When can  police  arrest a passenger  for being present in a car containing a controlled substance? Let’s assume you are a front passenger in a car traveling in Minneapolis and the driver is suddenly stopped by police for a traffic offense. Let’s also assume there is methamphetamine and a scale located in the glove box directly in front you. A police officer approaches the driver’s side door and makes a request to the driver for his license and insurance card. During the conversation, the officer detects an odor of burnt marijuana. You are asked about the odor but deny any knowledge of it and there are no signs indicating you are under the influence. You are ordered out of the car so the officer can conduct a search of the car based on the odor of marijuana. The officer searches the glove box and finds several baggies of methamphetamine. The driver and you are both arrested for possession of a controlled substance and transported to jail. The car is towed to an impound lot.

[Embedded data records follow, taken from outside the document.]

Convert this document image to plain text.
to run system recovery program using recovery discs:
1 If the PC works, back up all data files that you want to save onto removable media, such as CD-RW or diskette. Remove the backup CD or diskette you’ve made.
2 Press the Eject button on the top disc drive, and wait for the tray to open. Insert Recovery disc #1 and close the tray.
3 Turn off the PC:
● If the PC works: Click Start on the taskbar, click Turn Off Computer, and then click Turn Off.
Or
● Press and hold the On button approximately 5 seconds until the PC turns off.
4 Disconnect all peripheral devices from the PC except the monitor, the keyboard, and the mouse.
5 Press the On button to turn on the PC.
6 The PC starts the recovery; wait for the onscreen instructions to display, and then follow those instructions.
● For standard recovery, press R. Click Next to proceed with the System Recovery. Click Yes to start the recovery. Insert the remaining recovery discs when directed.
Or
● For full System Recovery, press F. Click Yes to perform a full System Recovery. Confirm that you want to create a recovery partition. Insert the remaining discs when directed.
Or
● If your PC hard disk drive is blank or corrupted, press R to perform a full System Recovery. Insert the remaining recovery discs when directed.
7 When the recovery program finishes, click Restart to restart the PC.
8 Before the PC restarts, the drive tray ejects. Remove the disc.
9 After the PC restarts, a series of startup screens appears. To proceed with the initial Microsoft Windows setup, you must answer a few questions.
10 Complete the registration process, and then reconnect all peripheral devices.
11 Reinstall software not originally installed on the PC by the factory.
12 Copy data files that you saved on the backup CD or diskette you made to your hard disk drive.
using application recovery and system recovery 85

Did the police have probable cause to arrest you, the passenger in the car? A warrantless arrest is only justified if the police have probable cause to believe you committed a crime. The fact that you were sitting close to the methamphetamine located in the glove box is not sufficient, by itself, to establish probable cause for an arrest. Under Minnesota law, it is a crime to possess methamphetamine. The prosecution is required to prove at trial that you either actually possessed the methamphetamine directly on your person or  you  constructively possessed the controlled substance. Constructive possession occurs when the police find the drug in an area that you exclusively control and where others are unlikely to have control. Constructive possession can also be proved where   the drug is found in a place where others have access but there is a strong possibility you were exercising conscious control at the time of the arrest. The law requires that you consciously exercise exclusive control not only over the area where it is located but of the methamphetamine itself. Under the facts of this case, the officer lacked probable cause to arrest you.

What is the legal remedy for an illegal arrest? Because the police lacked probable cause to  arrest you, all of the evidence obtained against you must be suppressed, including the methamphetamine found in the glove box, any statements you made to the police, and any incriminating items found after a search of the person. The charge will be dismissed.